Littérature noire
19 Décembre 2022
" Le pavillon le plus proche hébergeait un couple de retraités. S'ennuyant à survivre, ils accueillirent les policiers avec joie. Ils offrirent à boire aux deux inspecteurs qui, comme à la télé, refusèrent, étant en service. Les deux vieux jubilaient, la réalité égalait la fiction. "
1977, Joseph Bialot publie, si je ne me trompe pas, son premier polar, Le salon du prêt-à-saigner, à La Série Noire, empochant dans la foulée, Le Grand Prix de littérature policière.
C'est que Bialot a plus de 50 printemps lorsqu'il écrit enfin. Et son style est déjà affûté, bienveillant avec les malheureux, parfait dans les bastons, sans jamais se départir d'un petit trait d'humour, d'une digression. Il serait fastidieux de répertorier les trouvailles de ce Salon du prêt-à-saigner mais, toutes les dix pages, le talent de l'auteur se fait sentir, jamais envahissant, plutôt comme une complicité avec son lecteur, forcément de mèche.
Ce premier roman raconte l'enquête de la PJ parisienne après un, puis deux, trois meurtres au couteau dans le quartier du Sentier.
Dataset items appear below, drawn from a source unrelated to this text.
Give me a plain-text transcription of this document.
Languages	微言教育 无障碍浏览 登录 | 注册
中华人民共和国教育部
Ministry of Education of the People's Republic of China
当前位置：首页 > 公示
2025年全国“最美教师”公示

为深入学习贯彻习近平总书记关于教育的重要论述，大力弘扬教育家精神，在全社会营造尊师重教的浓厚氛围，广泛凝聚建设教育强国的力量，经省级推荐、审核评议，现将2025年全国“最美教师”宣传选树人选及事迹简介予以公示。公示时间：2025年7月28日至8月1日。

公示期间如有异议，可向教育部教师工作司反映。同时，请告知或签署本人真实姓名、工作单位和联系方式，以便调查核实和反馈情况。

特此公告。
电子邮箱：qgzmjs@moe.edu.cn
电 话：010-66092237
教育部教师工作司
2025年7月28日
Les trois cadavres portent la marque du même assassin. Tandis que les policiers pataugent dans les filatures, Josip, un Serbe plutôt sanguin, tente de faire cracher au bassinet une famille de Turcs. Ses menaces vont se retourner contre lui et c'est un engrenage mortel qui se met en route.
L'enquête, les meurtres, le racket sont l'occasion pour Joseph Bialot de parler avec une certaine tendresse de ce quartier qu'il connaît comme sa poche puisque ses parents y tenaient boutique. Le décor de la confection est assez incongru mais bien sûr cela fonctionne sans souci. C'est le talent aussi des grands stylistes, de la plume, de vous faire entrer dans des univers a priori lointains, étrangers. Le joyeux vocabulaire de Bialot (découverte du vît !), son élégance (" les murs suintaient de mélancolie "), son rythme aussi, font de ce premier roman un formidable témoignage de la vitalité du polar français dans les années 70. Oui, on pense, sans doute facilement, à Manchette. Peut-être aussi à Echenoz. Bref, c'est du beau.